Joe Biden doesn’t have a problem with illegal immigrants. He’s made that clear in his shame-faced retreat from his impromptu use of the term “illegal” during his State of the Union address. He regrets using the offending word, doesn’t want to disrespect illegal immigrants and believes that they are absolutely essential to the success of the United States.

“Look, they built the country,” Biden told Jonathan Capehart of MSNBC. He added that they are “the reason our economy is growing.”

This is all very revealing. Biden sounds more like a president who has had a largely open border rather than one who, as he’s been insisting lately, wants to shut down the border if only Republicans would pass the legislation he wants. Why, if Biden’s correct, would we deny ourselves the benefits of illegal labor?

It’s true that illegal immigrants overwhelmingly work once they get here; it’s why they come in the first place, after all. But the idea that a fraction of all immigrants, whose numbers have drastically increased only in the past couple of decades, “built the country” is a ridiculous fabrication and a profound insult to American workers, past and present.

Prior to today, the highest percentage of all the foreign-born in the U.S. population was 14.8, around the turn of the 20th century. Roughly one out of seven people obviously wasn’t responsible for the construction of America. As for illegal immigrants specifically, they didn’t constitute the majority of any job category in America as of 2018.

Biden is exaggerating, too, when he suggests that the economy is growing only because of illegal immigrants. But it is true that legal and illegal immigrants have made an outsized contribution to recent economic growth. According to data from the Bureau of Labor Statistics, the number of employed people in the United States increased by 2.3 million between February 2020 and February 2024. Over those four years, the foreign-born employment level increased by 3.3 million, whereas the level of native-born employment is still down by 1 million.

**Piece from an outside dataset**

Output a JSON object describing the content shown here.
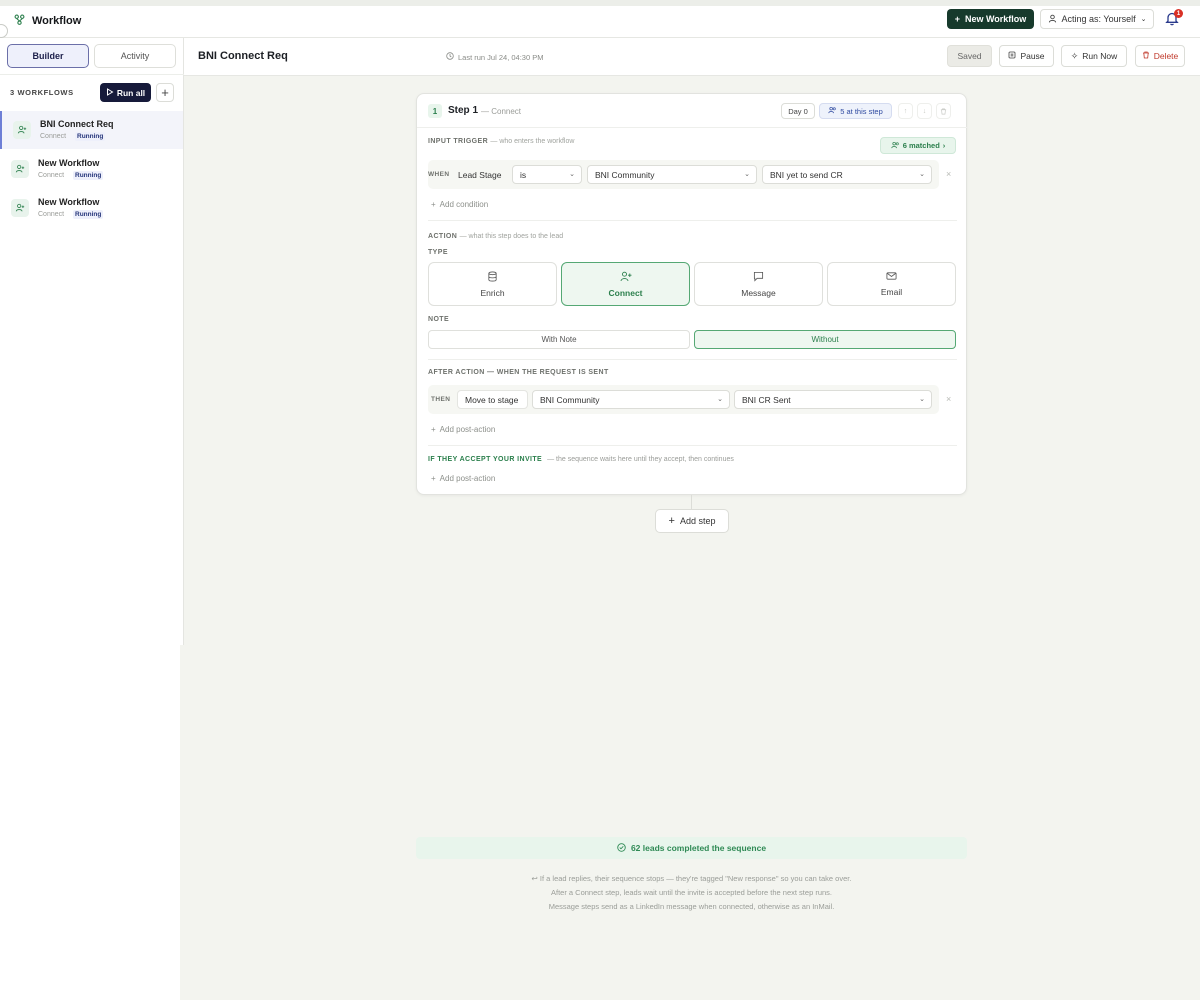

Steve Camarota of the Center for Immigration Studies estimates that roughly half of those immigrant jobs are going to illegal immigrants. Needless to say, this isn’t the political bragging point that Biden might think. “Bidenomics — it’s been great for immigrants regardless of legal status” is not a slogan the president should want to use in a campaign against Donald Trump.

The deeper problem is how the surge in immigrant labor coincides with a decline in labor-force participation among low-skilled Americans facing direct competition from the foreign-born. A report by Camarota notes that the labor-force participation rate of native-born men without a bachelor’s degree is 75.6 percent, still lower than the pre-pandemic level of 76.3 percent in the fourth quarter of 2019, and lower than in 2006 (80.5 percent) and 2000 (82.6 percent).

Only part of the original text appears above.